1. Distúrbio do controle do volume sangüíneo sistêmico: O distúrbio do controle do volume grave na SHR leva a uma diminuição no volume plasmático efetivo, que causa reflexivamente vasoconstrição intrarrenal e retenção renal de sódio através do sistema neuro-humoral. Para doença hepática grave, devido a hemorragia digestiva alta, ascite maciça, diurese maciça e vómitos severos, diarreia causada por uma rápida diminuição do volume sanguíneo circulante, resultando numa diminuição do RBF e uma diminuição significativa na TFG, induzindo assim FARF. Na cirrose, a auto-estabilidade controlada pelo volume é anormal, e o reflexo fígado-rim regulado por volume também ocorre Através do mecanismo reflexo de regulação volumétrica, os nervos simpáticos que inervam o rim ficam excitados, resultando em aumento da secreção de renina-angiotensina. Os vasos sanguíneos internos se contraem, o sangue é desviado do córtex para a medula, e o córtex renal é isquemia, reduzindo, assim, FSR e TFG. Aumento da produção de aldosterona, aumento da água tubular renal, reabsorção de sódio e aumento da secreção do hormônio antidiurético, causando retenção renal severa de água e sódio, levando à SHR.
2. Endotoxemia: A endotoxemia (ETM) pode ser um fator importante no desenvolvimento da SHR em pacientes com doença hepática grave. Na presença de HRS em pacientes com cirrose, a taxa positiva de endotoxina no sangue e ascite é muito alta, e a detecção de endotoxina é principalmente negativa na ausência de HRS. A endotoxina é um componente lipídico e polissacarídico da parede celular das bactérias Gram-negativas, que pode causar febre, distúrbios vasomotores, redução da pressão arterial, ativação do complemento, reação de Schwartzman, CIVD e afetar a função imunológica. Na doença hepática grave, devido à disfunção intestinal, as bactérias Gram-negativas no intestino se multiplicam, produzindo uma grande quantidade de endotoxina, e a absorção intestinal da endotoxina é significativamente aumentada. Na cirrose, devido ao estado imunolico relativamente baixo do doente, a funo do sistema reticuloendotelial do fado reduzida e a endotoxina reabsorvida a partir do tracto gastrointestinal n pode ser completamente inactivada. Esta situação é ainda mais grave quando combinada com infecção. Na doença hepática grave, devido à função de desintoxicação das células do fígado, a endotoxina absorvida pelo intestino pode entrar na circulação sistêmica através do fígado ou da circulação colateral. ETM também pode agravar os danos do fígado, que afetam uns aos outros e causam um círculo vicioso. A endotoxina tem uma toxicidade renal óbvia, que pode causar forte contração dos vasos sangüíneos nos rins, redistribuição do sangue no rim, diminuição do fluxo sangüíneo cortical renal, diminuição da FSR e da TFG, levando a oligúria e azotemia.

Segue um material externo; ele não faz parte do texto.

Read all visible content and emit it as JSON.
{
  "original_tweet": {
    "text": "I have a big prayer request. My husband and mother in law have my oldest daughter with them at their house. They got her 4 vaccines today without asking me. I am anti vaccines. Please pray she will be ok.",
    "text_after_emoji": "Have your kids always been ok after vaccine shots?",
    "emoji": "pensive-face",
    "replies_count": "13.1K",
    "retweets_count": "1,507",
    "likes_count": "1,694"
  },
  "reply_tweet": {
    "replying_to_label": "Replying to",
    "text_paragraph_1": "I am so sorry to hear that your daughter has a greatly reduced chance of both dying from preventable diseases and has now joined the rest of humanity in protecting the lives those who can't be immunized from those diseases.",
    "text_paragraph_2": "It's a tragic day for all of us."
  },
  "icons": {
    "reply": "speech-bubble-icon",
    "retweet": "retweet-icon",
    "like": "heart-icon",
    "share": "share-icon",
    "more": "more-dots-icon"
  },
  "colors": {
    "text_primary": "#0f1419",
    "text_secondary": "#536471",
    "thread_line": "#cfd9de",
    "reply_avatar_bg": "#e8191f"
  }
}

3. Substâncias vasoativas e desequilíbrio hormonal: O desequilíbrio de substâncias vasoativas e certos hormônios leva à vasoconstrição renal intravascular. Estas substâncias incluem principalmente:
(1) Sistema Renina-angiotensina-aldosterona (SRAA): O SRAA tem sido reconhecido há muito tempo como um importante sistema regulador para a regulação do fluxo sanguíneo renal e da homeostase sob condições fisiológicas e patológicas. Estudos clínicos demonstraram que a renina e a aldosterona no plasma estão elevadas em pacientes com cirrose avançada. Seu mecanismo está associado a um aumento no volume sangüíneo efetivo em pacientes com cirrose avançada e um aumento na secreção de renina, que está associado a um aumento de angiotensina e aldosterona e está associado à diminuição da angiotensina induzida pela renina, que por sua vez prejudica o mecanismo normal de feedback negativo. Renina é continuamente secretada. Em pacientes com cirrose, o tratamento com betabloqueadores, embora possa reduzir a atividade da renina, mas afeta a regulação do sangue renal devido à diminuição do volume sistólico, pode levar à diminuição do FSR, aumento da atividade do SRAA quando tratado com inibidores da enzima conversora de angiotensina A pressão sanguínea da pessoa pode ser significativamente reduzida, enquanto a pressão arterial da pessoa com baixa atividade não é óbvia. Portanto, os problemas acima devem ser observados ao usar esses medicamentos em cirrose.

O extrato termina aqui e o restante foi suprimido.